DEENA PRICHEP, BYLINE: Schwenker is one of those German words that just sounds kind of naughty. But in a few places - the Mosel valley in Western Germany, and the state of Saarland next to it - schwenker means three not-at-all-naughty things. It's a cut of pork, usually from the neck. It's the person who grills this meat, and most importantly, it's a sort of strange, swinging grill you cook it on.

But it's always a party. Like in this backyard here in Portland.

EWALD MOSEL: So ready for the schwenkbraten? And the onions. Put the onions in between. That tastes very good too.

PRICHEP: Ewald Mosel grew up in Germany, where he cooked out on the schwenker every summer. The grill itself hangs on a large tripod, suspended over the coals. With a little push from the schwenkmeister, it swings back and forth, cooking the meat evenly.

MOSEL: You can turn it around, you know, in a circle or you move it back. But you always keep it moving.

PRICHEP: Because Germany's Mosel Valley is a wine-growing region, the fire is built out of charcoal and dried grape vines for a homegrown experience.

MOSEL: In particular, when you drink a glass of Riesling with it, you know, it all comes together. You know, the meat, the wood and the wine - all perfect.

PRICHEP: These vine trimmings come from the winery of Barnaby Tuttle, here in Oregon. He first saw a schwenker on a wine-buying trip in Germany and was inspired to make his own out of some rebar, chain, and an old grill.

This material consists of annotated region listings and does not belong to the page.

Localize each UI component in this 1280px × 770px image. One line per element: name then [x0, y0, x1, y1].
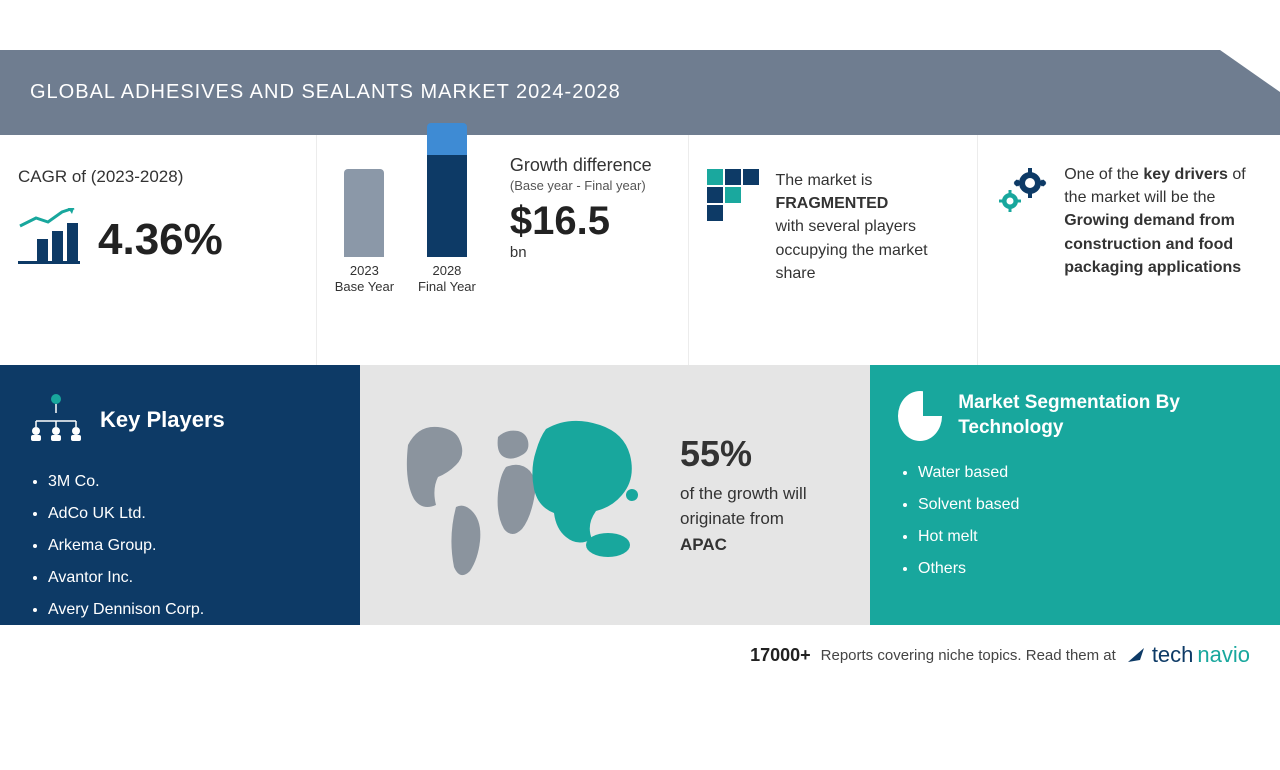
apac-text: 55% of the growth will originate fromAPA… [680, 433, 842, 558]
people-network-icon [28, 391, 84, 448]
footer-text: Reports covering niche topics. Read them… [821, 647, 1116, 664]
page-title: GLOBAL ADHESIVES AND SEALANTS MARKET 202… [30, 81, 621, 104]
key-players-panel: Key Players 3M Co. AdCo UK Ltd. Arkema G… [0, 365, 360, 625]
segmentation-list: Water based Solvent based Hot melt Other… [918, 457, 1252, 585]
list-item: Avery Dennison Corp. [48, 594, 332, 626]
list-item: Arkema Group. [48, 530, 332, 562]
technavio-logo: technavio [1126, 642, 1250, 668]
growth-text: Growth difference (Base year - Final yea… [510, 155, 652, 261]
world-map-icon [388, 395, 658, 595]
cagr-block: CAGR of (2023-2028) 4.36% [0, 135, 316, 365]
list-item: Avantor Inc. [48, 562, 332, 594]
pie-chart-icon [898, 391, 942, 441]
segmentation-title: Market Segmentation By Technology [958, 391, 1252, 440]
segmentation-panel: Market Segmentation By Technology Water … [870, 365, 1280, 625]
bar-trend-icon [18, 216, 80, 264]
key-players-list: 3M Co. AdCo UK Ltd. Arkema Group. Avanto… [48, 466, 332, 626]
fragmented-block: The market is FRAGMENTED with several pl… [688, 135, 977, 365]
apac-percent: 55% [680, 433, 842, 475]
cagr-value: 4.36% [98, 215, 223, 265]
cagr-label: CAGR of (2023-2028) [18, 167, 298, 187]
growth-bar-2028: 2028Final Year [418, 123, 476, 296]
list-item: Solvent based [918, 489, 1252, 521]
growth-value: $16.5 [510, 199, 652, 244]
panels-row: Key Players 3M Co. AdCo UK Ltd. Arkema G… [0, 365, 1280, 625]
stats-row: CAGR of (2023-2028) 4.36% 2023Base Year [0, 135, 1280, 365]
driver-block: One of the key drivers of the market wil… [977, 135, 1280, 365]
list-item: 3M Co. [48, 466, 332, 498]
growth-block: 2023Base Year 2028Final Year Growth diff… [316, 135, 689, 365]
mosaic-icon [707, 169, 759, 221]
fragmented-text: The market is FRAGMENTED with several pl… [775, 169, 959, 285]
report-count: 17000+ [750, 645, 811, 666]
key-players-title: Key Players [100, 407, 225, 433]
apac-panel: 55% of the growth will originate fromAPA… [360, 365, 870, 625]
list-item: Water based [918, 457, 1252, 489]
growth-bars: 2023Base Year 2028Final Year [335, 155, 476, 295]
list-item: Others [918, 553, 1252, 585]
list-item: AdCo UK Ltd. [48, 498, 332, 530]
gear-icon [996, 163, 1050, 279]
header-bar: GLOBAL ADHESIVES AND SEALANTS MARKET 202… [0, 50, 1280, 135]
growth-bar-2023: 2023Base Year [335, 169, 394, 296]
list-item: Hot melt [918, 521, 1252, 553]
driver-text: One of the key drivers of the market wil… [1064, 163, 1262, 279]
footer: 17000+ Reports covering niche topics. Re… [0, 625, 1280, 685]
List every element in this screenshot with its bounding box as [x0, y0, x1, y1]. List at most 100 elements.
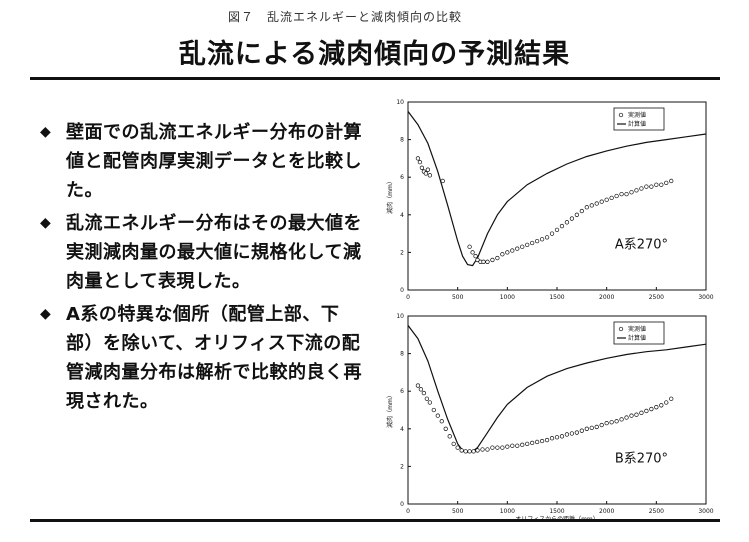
measured-point — [624, 415, 629, 420]
y-tick-label: 10 — [396, 99, 404, 106]
legend-measured-label: 実測値 — [628, 111, 646, 119]
measured-point — [439, 419, 444, 424]
x-tick-label: 0 — [406, 508, 410, 515]
y-axis-label: 減肉（mm） — [386, 392, 394, 428]
measured-point — [447, 434, 452, 439]
measured-point — [554, 435, 560, 440]
measured-point — [435, 413, 440, 418]
measured-point — [584, 426, 589, 431]
measured-point — [475, 257, 480, 263]
measured-point — [440, 178, 445, 184]
y-tick-label: 4 — [400, 212, 404, 219]
measured-point — [525, 242, 530, 248]
x-tick-label: 3000 — [698, 294, 713, 301]
legend-box — [613, 321, 665, 345]
measured-point — [500, 252, 505, 257]
measured-point — [495, 255, 500, 261]
calculated-series-line — [407, 111, 707, 267]
measured-point — [544, 437, 550, 443]
measured-point — [490, 445, 495, 450]
measured-point — [549, 436, 555, 441]
y-tick-label: 0 — [400, 287, 404, 294]
measured-point — [467, 449, 472, 454]
measured-point — [574, 212, 580, 217]
measured-point — [500, 445, 505, 450]
measured-point — [669, 396, 674, 401]
measured-point — [649, 406, 654, 412]
measured-point — [505, 250, 510, 255]
measured-point — [609, 195, 614, 201]
x-tick-label: 3000 — [698, 508, 713, 515]
legend-measured-marker — [618, 326, 624, 332]
measured-point — [594, 201, 599, 206]
measured-point — [659, 182, 664, 187]
measured-point — [427, 173, 433, 178]
measured-point — [419, 165, 425, 170]
chart-a: 0 500 1000 1500 2000 2500 3000 0 2 4 6 8 10 減肉（mm） 実測値… — [386, 99, 714, 301]
legend-calculated-label: 計算値 — [628, 334, 646, 342]
diamond-bullet-icon: ◆ — [40, 124, 51, 140]
measured-point — [539, 237, 545, 242]
measured-point — [584, 205, 589, 210]
measured-point — [421, 390, 427, 396]
bullet-item: ◆ 乱流エネルギー分布はその最大値を実測減肉量の最大値に規格化して減肉量として表… — [40, 209, 365, 296]
x-tick-label: 500 — [452, 294, 464, 301]
measured-point — [589, 203, 594, 208]
x-tick-label: 1500 — [549, 294, 564, 301]
x-tick-label: 500 — [452, 508, 464, 515]
chart-series-label: A系270° — [615, 238, 668, 253]
measured-point — [415, 156, 421, 161]
y-axis-label: 減肉（mm） — [386, 178, 394, 214]
measured-point — [559, 434, 565, 439]
measured-point — [451, 441, 456, 446]
measured-point — [515, 443, 520, 448]
measured-point — [664, 180, 669, 185]
y-tick-label: 2 — [400, 463, 404, 470]
measured-point — [639, 186, 644, 191]
measured-point — [510, 443, 515, 448]
chart-b: 0500100015002000250030000246810減肉（mm）オリフ… — [386, 313, 714, 523]
measured-point — [443, 426, 448, 431]
bottom-divider — [30, 519, 720, 522]
measured-point — [510, 248, 515, 253]
measured-point — [490, 257, 495, 263]
measured-point — [579, 208, 584, 214]
measured-point — [649, 184, 654, 189]
measured-point — [564, 220, 570, 225]
measured-point — [463, 449, 468, 454]
calculated-series-line — [407, 325, 707, 453]
x-tick-label: 1000 — [500, 508, 515, 515]
measured-point — [418, 387, 424, 392]
measured-point — [619, 191, 624, 197]
y-tick-label: 6 — [400, 388, 404, 395]
measured-point — [485, 259, 490, 264]
measured-point — [470, 250, 475, 255]
x-tick-label: 0 — [406, 294, 410, 301]
y-tick-label: 0 — [400, 501, 404, 508]
measured-point — [515, 246, 520, 251]
x-tick-label: 2500 — [649, 508, 664, 515]
measured-point — [629, 413, 634, 418]
measured-point — [629, 190, 634, 195]
y-tick-label: 6 — [400, 174, 404, 181]
bullet-text: 乱流エネルギー分布はその最大値を実測減肉量の最大値に規格化して減肉量として表現し… — [66, 213, 362, 292]
measured-point — [579, 428, 584, 433]
measured-point — [520, 244, 525, 249]
y-tick-label: 8 — [400, 137, 404, 144]
measured-point — [485, 447, 490, 452]
measured-point — [614, 193, 619, 199]
measured-point — [525, 441, 530, 446]
measured-point — [669, 178, 674, 184]
measured-point — [505, 444, 510, 449]
x-tick-label: 1500 — [549, 508, 564, 515]
measured-point — [431, 407, 436, 413]
measured-point — [644, 184, 649, 189]
measured-point — [467, 244, 472, 249]
measured-point — [480, 447, 485, 452]
measured-point — [654, 182, 659, 187]
bullet-text: A系の特異な個所（配管上部、下部）を除いて、オリフィス下流の配管減肉量分布は解析… — [66, 304, 362, 412]
measured-point — [473, 254, 478, 259]
x-tick-label: 2500 — [649, 294, 664, 301]
diamond-bullet-icon: ◆ — [40, 215, 51, 231]
measured-point — [634, 188, 639, 193]
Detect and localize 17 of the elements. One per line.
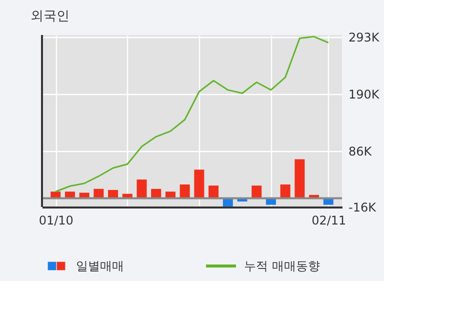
y-tick-label: -16K [348,200,378,214]
chart-title: 외국인 [30,9,70,24]
bar [194,170,204,198]
bar [294,159,305,198]
y-tick-label: 190K [348,87,380,102]
x-tick-label: 02/11 [312,214,346,228]
legend-label: 누적 매매동향 [244,259,320,273]
legend-label: 일별매매 [76,259,124,273]
bar [180,184,190,198]
y-tick-label: 86K [348,144,373,158]
y-tick-label: 293K [348,30,380,45]
bar [252,186,262,198]
bar [136,180,147,198]
line-series [54,36,330,192]
bar [208,186,219,198]
x-tick-label: 01/10 [38,214,74,228]
bar [280,184,290,198]
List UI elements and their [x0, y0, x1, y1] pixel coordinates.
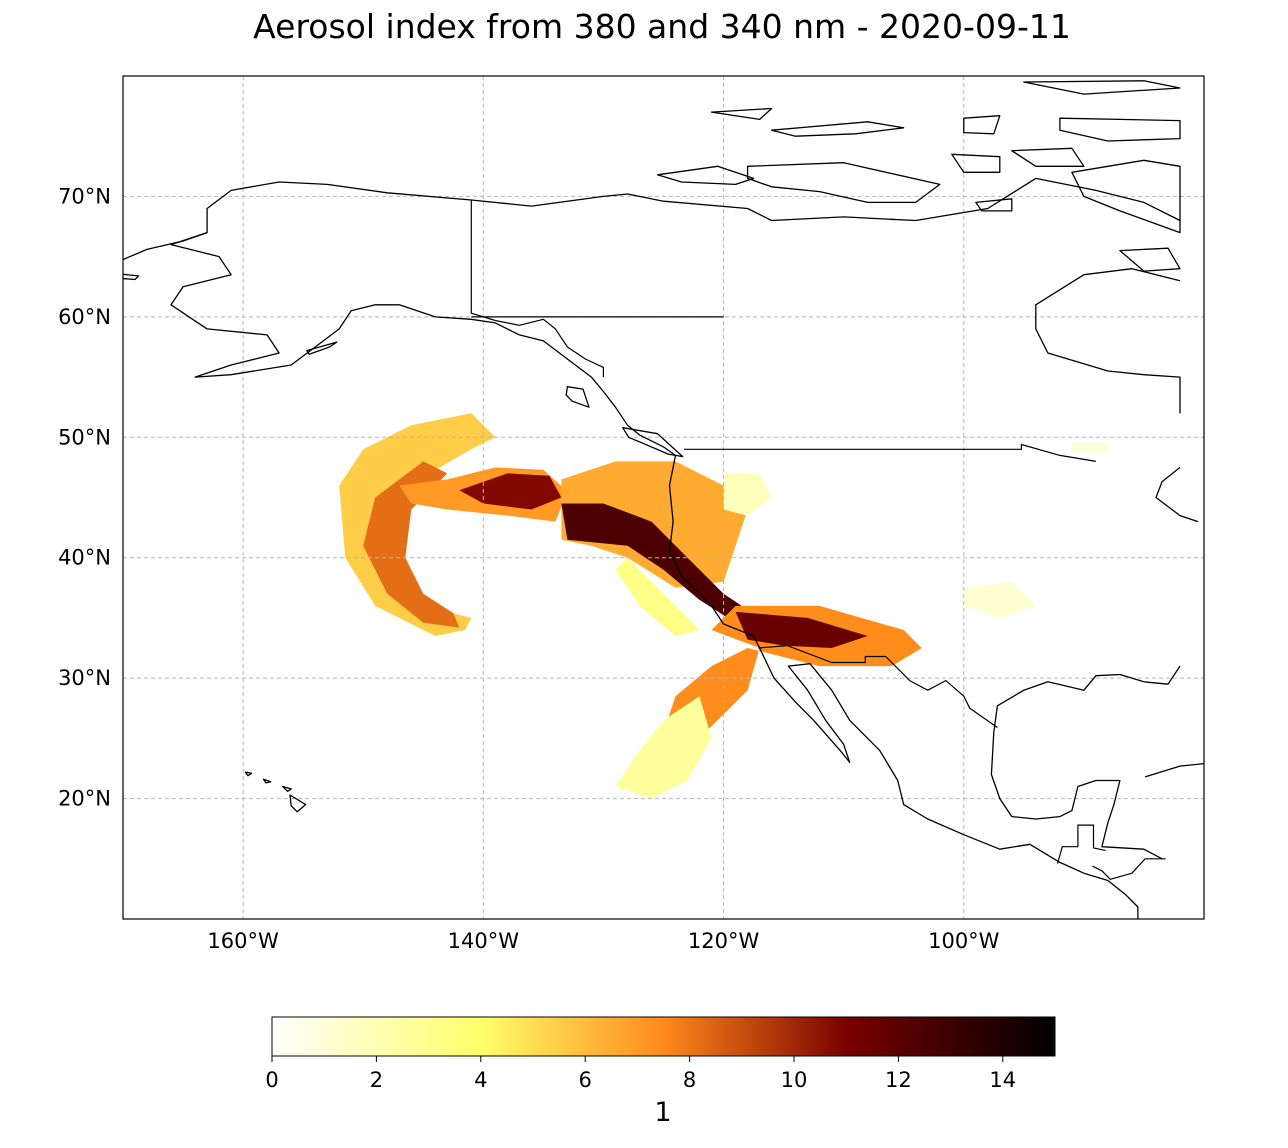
- island-bathurst: [963, 115, 1001, 135]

BARNABY TUTTLE: People love it. I mean you're playing with fire. And you're swinging things, there's different swing techniques. It's something so intrinsically human, sitting around a fire, playing with food.

PRICHEP: The schwenker has clearly won fans in America. But that's not the only place. Bjoern Gottschall is the founder of Schwenk the World, a group that's trying to spread the gospel of schwenking all over the globe. He got the idea when he was working in Japan a few years ago.

BJOERN GOTTSCHALL: I was telling my colleagues about my culture, and oh, I would like to schwenk again.

PRICHEP: Since then, Schwenk the World ambassadors from Saarland have held schwenk parties everywhere from Thailand to Romania. And people really make it their own.

GOTTSCHALL: In Cameroon, people put some bananas on the schwenker. This was quite exotic. And in Japan, for example, people put octopus. In Israel, they actually put the whole pita bread with the filling of egg and I don't know what on the schwenker. And so you can schwenk almost anything.

PRICHEP: Gottschall says that unlike the American cookout, where one guy's manning the grill, the schwenker is a true group activity. Anyone can give it a swing.

GOTTSCHALL: Preparing food together around the fire brings people to a very basic level of human being. So every kind of people are coming to the schwenker, and they have no borders to talk to each other.

UNIDENTIFIED MAN: (Singing in German)

PRICHEP: Back in Portland, this schwenker party is also breaking down borders. A few dozen people are singing, drinking and talking as they fill up their plates with grilled pork. Even Ewald Mosel approves of this American schwenker, for several reasons.

MOSEL: Nice crust outside, and it's smoky, and then it's soft and juicy inside. It's delicious. Tastes like home.

PRICHEP: Even half a world away from Germany.